The spoilers for the first episode of Halo are below:

It’s hard to translate video games into movies and TV. It was only recently done right with mysteriousAnd the Castlevaniaand the My voice film. The common denominator of all of these successful titles seems to be “Deleting every known story the audience knows and telling a new one”. HelloShow director Stephen Keane said in an interview with diverse That “We didn’t look at the match. We didn’t talk about the game. We talked about the characters and the world. So I never really felt the limitation of it being a game.” his comments criticize Hello Fans on social media Concerned that this show will not look like games. It’s not, which is what makes it really good.

I like that the main premise of Episode 1 has nothing to do with the fight against the Covenant. It was so easy to put on a show about the Master Chief with his Blue Team mates running on the Gravemind or 343 Guilty Spark. Instead, the entire first episode revolves around the friction between the president and his Security Council professors — a topic that hasn’t even been touched upon. Halo 5: Guardians And until then, just in the context of “I have to save my AI girlfriend/mom, and they won’t let me.”

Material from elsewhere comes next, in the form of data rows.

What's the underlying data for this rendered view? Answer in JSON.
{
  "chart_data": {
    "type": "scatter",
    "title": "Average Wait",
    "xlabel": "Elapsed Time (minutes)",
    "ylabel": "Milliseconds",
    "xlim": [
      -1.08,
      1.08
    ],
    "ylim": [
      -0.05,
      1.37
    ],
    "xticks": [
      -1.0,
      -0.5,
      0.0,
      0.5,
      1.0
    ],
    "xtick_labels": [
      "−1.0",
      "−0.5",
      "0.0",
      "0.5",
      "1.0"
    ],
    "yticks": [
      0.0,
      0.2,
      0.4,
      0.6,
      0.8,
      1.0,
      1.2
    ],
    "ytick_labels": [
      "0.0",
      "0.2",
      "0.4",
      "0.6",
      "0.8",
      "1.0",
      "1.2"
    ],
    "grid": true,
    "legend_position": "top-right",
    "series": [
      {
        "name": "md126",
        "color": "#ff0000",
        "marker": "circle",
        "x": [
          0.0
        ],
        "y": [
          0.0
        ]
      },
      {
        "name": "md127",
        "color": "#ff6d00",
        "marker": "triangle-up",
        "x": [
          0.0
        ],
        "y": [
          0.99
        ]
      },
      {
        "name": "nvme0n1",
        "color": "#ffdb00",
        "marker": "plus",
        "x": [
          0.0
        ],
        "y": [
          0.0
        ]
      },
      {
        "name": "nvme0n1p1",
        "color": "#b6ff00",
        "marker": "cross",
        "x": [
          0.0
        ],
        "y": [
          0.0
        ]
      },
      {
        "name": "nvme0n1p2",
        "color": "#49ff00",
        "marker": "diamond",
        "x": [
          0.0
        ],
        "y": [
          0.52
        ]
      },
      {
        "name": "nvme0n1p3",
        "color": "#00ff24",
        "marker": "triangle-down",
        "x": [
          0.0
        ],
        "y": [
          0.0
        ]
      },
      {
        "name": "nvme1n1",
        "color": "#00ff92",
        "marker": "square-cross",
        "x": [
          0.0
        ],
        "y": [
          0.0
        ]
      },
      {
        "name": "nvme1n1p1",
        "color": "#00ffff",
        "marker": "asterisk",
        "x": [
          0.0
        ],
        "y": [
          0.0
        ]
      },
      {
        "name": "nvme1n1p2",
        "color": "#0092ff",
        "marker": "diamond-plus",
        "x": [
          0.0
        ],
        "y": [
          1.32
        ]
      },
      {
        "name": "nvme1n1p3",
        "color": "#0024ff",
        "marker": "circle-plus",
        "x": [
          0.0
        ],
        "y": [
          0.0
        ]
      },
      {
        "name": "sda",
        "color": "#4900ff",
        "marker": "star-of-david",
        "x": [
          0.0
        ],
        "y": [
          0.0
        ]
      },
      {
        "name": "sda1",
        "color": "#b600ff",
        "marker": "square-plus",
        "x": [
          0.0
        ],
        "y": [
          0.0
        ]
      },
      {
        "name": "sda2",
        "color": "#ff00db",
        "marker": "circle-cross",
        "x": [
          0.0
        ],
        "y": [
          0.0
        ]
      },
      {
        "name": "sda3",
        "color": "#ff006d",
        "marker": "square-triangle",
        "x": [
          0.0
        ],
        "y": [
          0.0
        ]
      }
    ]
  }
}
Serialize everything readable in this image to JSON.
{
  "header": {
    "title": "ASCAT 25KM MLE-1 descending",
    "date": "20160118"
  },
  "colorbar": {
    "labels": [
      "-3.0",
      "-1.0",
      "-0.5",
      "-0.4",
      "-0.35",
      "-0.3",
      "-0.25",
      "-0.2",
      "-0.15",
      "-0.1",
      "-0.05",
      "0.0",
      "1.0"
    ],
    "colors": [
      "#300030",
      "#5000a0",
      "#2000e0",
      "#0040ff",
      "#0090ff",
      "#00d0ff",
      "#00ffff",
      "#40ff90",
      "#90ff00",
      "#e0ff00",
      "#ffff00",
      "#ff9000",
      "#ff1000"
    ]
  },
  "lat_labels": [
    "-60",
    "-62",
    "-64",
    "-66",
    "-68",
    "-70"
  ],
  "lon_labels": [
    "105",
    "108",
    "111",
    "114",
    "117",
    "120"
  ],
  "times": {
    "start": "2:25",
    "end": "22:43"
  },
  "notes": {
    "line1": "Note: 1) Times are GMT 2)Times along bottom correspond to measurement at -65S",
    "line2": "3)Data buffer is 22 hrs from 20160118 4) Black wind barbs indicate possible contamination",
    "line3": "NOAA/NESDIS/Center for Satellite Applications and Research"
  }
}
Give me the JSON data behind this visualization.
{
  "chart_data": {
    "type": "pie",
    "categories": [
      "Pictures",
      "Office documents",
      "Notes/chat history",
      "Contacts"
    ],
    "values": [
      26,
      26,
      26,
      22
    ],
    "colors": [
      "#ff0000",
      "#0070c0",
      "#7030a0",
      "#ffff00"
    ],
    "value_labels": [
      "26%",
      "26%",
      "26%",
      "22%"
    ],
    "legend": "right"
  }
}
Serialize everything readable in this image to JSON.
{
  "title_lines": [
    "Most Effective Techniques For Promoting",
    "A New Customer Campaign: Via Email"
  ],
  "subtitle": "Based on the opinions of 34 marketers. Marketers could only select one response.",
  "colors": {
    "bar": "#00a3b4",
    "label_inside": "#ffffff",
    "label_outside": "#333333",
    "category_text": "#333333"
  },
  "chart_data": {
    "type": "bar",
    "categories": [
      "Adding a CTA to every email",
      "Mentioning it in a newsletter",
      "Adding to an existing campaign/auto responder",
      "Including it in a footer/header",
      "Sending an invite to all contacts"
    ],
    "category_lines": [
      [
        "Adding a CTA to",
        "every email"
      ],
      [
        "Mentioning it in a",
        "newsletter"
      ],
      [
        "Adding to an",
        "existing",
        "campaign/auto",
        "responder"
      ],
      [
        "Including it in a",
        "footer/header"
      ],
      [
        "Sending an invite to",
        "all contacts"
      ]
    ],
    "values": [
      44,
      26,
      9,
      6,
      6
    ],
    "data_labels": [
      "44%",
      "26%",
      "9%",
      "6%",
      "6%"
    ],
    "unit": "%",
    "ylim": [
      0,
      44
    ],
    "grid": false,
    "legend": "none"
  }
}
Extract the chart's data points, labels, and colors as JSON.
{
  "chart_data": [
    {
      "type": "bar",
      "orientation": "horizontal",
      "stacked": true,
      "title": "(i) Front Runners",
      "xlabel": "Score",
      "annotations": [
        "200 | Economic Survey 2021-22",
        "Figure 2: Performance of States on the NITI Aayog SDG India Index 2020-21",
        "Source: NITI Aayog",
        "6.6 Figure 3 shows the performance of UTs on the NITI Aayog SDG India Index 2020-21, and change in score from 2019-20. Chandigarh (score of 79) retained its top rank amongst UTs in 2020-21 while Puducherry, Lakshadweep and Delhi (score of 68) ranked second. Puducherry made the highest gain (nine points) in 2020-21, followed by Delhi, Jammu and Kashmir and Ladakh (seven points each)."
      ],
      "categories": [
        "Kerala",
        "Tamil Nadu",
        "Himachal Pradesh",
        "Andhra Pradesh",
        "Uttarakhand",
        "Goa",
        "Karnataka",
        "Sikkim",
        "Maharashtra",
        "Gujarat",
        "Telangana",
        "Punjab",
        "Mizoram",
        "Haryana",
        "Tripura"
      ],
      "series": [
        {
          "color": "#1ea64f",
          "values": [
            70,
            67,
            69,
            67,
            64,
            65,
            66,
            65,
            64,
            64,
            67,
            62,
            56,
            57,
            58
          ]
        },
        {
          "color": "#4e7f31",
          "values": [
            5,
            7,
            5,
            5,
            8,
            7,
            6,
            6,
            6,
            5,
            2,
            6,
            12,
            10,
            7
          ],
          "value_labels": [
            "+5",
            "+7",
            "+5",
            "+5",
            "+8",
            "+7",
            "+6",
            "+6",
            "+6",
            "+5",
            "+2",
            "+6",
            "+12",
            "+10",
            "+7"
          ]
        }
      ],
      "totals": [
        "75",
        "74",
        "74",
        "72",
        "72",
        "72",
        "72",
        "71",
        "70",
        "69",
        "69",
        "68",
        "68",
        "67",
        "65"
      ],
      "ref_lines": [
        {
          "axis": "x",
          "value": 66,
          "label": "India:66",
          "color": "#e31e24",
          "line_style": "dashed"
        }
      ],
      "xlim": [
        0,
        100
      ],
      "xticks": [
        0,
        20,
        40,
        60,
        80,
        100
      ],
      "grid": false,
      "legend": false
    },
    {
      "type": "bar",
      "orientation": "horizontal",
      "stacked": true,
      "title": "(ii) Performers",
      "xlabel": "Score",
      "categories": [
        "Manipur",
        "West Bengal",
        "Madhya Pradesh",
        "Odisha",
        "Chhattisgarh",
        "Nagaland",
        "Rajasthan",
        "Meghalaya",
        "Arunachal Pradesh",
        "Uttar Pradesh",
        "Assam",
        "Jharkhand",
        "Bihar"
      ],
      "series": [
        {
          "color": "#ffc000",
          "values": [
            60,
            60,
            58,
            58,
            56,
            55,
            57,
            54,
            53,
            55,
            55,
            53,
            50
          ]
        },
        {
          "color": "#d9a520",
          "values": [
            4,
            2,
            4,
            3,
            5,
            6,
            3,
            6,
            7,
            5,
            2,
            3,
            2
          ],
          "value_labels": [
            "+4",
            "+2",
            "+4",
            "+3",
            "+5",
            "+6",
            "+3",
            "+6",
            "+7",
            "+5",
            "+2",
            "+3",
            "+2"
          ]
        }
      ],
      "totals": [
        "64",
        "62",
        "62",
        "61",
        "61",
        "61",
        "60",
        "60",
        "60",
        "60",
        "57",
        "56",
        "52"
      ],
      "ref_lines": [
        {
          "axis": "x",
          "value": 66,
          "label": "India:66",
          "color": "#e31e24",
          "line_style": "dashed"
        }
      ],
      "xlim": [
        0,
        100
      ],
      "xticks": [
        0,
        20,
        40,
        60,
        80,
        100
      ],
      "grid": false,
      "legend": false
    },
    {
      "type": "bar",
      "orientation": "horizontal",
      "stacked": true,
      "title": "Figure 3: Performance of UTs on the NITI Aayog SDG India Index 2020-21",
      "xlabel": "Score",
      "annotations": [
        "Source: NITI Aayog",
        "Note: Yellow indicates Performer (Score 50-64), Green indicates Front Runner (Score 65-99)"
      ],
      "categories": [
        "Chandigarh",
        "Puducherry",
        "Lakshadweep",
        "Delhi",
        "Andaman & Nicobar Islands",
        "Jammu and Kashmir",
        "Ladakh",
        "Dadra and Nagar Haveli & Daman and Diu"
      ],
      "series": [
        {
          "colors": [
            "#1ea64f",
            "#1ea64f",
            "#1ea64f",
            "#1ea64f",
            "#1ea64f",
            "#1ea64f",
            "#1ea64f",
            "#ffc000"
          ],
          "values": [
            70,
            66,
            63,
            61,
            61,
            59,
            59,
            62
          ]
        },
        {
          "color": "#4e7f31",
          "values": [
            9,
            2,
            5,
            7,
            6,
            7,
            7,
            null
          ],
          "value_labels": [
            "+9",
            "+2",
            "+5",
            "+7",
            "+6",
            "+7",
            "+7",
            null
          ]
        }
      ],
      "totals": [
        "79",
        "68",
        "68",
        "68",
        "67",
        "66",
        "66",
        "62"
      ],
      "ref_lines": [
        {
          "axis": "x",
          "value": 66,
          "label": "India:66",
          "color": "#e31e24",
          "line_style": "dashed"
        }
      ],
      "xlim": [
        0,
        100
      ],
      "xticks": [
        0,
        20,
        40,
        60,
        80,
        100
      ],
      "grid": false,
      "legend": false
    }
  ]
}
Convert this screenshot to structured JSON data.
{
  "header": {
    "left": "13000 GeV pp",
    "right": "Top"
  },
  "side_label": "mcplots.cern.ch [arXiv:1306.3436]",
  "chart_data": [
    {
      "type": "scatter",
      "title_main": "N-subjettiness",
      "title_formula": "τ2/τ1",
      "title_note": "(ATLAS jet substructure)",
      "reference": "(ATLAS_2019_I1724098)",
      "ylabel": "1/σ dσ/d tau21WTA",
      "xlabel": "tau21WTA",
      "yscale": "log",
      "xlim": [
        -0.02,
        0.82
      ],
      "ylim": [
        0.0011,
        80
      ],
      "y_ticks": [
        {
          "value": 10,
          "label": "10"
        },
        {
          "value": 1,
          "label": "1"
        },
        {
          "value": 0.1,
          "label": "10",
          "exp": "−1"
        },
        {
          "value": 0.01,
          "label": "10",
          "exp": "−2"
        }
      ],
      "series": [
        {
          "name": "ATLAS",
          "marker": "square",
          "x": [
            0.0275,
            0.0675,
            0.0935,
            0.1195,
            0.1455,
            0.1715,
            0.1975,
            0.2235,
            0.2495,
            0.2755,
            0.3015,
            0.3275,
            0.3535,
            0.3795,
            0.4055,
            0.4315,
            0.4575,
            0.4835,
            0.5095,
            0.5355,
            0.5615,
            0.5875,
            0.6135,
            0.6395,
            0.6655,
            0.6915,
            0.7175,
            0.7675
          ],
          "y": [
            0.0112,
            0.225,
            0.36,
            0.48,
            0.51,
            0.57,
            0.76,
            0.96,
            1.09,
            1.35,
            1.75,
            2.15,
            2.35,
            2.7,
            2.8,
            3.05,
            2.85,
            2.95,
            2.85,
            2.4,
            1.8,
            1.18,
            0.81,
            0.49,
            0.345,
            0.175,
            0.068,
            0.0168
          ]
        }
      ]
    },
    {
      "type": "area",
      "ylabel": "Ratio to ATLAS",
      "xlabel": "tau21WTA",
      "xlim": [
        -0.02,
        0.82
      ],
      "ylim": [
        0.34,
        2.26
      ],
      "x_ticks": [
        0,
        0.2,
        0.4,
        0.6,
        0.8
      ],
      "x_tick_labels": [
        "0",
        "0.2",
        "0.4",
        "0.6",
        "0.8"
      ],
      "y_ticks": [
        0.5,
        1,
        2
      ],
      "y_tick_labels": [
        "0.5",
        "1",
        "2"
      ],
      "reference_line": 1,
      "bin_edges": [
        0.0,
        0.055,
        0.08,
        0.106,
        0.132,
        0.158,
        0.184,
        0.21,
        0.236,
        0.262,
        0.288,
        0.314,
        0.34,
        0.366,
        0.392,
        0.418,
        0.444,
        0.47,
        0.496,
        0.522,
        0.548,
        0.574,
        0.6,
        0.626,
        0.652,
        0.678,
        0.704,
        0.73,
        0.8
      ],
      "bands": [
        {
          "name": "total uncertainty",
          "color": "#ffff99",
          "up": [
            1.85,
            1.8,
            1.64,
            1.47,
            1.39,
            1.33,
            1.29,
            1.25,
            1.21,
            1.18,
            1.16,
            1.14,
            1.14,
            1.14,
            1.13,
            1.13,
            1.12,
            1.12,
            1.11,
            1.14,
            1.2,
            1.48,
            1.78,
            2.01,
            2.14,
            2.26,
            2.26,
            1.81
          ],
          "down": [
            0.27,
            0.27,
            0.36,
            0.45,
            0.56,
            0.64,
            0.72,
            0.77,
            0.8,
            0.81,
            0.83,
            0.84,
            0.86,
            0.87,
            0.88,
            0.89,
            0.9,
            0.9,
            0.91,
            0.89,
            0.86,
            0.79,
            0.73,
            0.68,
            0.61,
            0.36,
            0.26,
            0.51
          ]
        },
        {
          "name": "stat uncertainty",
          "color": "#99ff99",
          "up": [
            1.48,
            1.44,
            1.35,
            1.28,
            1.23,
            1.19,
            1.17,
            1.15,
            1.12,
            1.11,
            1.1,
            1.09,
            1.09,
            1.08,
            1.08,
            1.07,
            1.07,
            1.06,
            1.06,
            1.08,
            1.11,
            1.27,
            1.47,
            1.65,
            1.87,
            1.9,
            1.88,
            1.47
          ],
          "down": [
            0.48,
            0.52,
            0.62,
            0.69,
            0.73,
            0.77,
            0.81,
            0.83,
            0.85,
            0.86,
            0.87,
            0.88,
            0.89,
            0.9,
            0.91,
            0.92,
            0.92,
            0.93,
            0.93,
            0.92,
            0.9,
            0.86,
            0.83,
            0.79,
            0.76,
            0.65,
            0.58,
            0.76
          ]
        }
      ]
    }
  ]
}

The show’s creators were absolutely right in choosing to “not look at the games.” The result is a story that asks us to grapple with the real reason behind the creation of the Spartans: as weapons to oppress, oppress, and subjugate humanity – a premise that the games have never asked us to question. Spartans have always been superhuman killing machines devoid of emotion, but we’ve never had a chance to see how the Spartans themselves feel about it. That’s the promise of this show, and I’m very invested in the conclusions it will draw.

This does not mean that I liked everything in the first episode of the show. I was baffled by the inclusion of a high-ranking man in the Covenant faction, and as my colleague Charles William Moore pointed out in his book Hello review, a little is very heinous. Hello As a game you’ve never been like war equipment. I shot the covenant, and they fell – they never exploded into a cloud of purple mist. This choice may have been made out of consideration for game ratings or other unknown ratings, but I’ve always felt the choice was made that way when horrible things happen (like that scene in Halo 4), They hit harder. bloody violence of Hello The show seems to lack the same appeal and looks like a cheap feeling Game of thrones– Like freebies.

I’ll say this too: Master Chief is already the chosen one. In games, Cortana literally chooses him based on just her perception of his “luck”. So I find his extra “I’m a very special boy” modifier in the form of his supernatural relationship to the show’s obscure artifact a bit unsettling.

In the end, this is only the first episode. There is still time for the show to turn into the “oorah to kill some aliens” festival. But if you continue along the path laid out by this first episode, I think the show will be a refreshing entry into the Hello canon.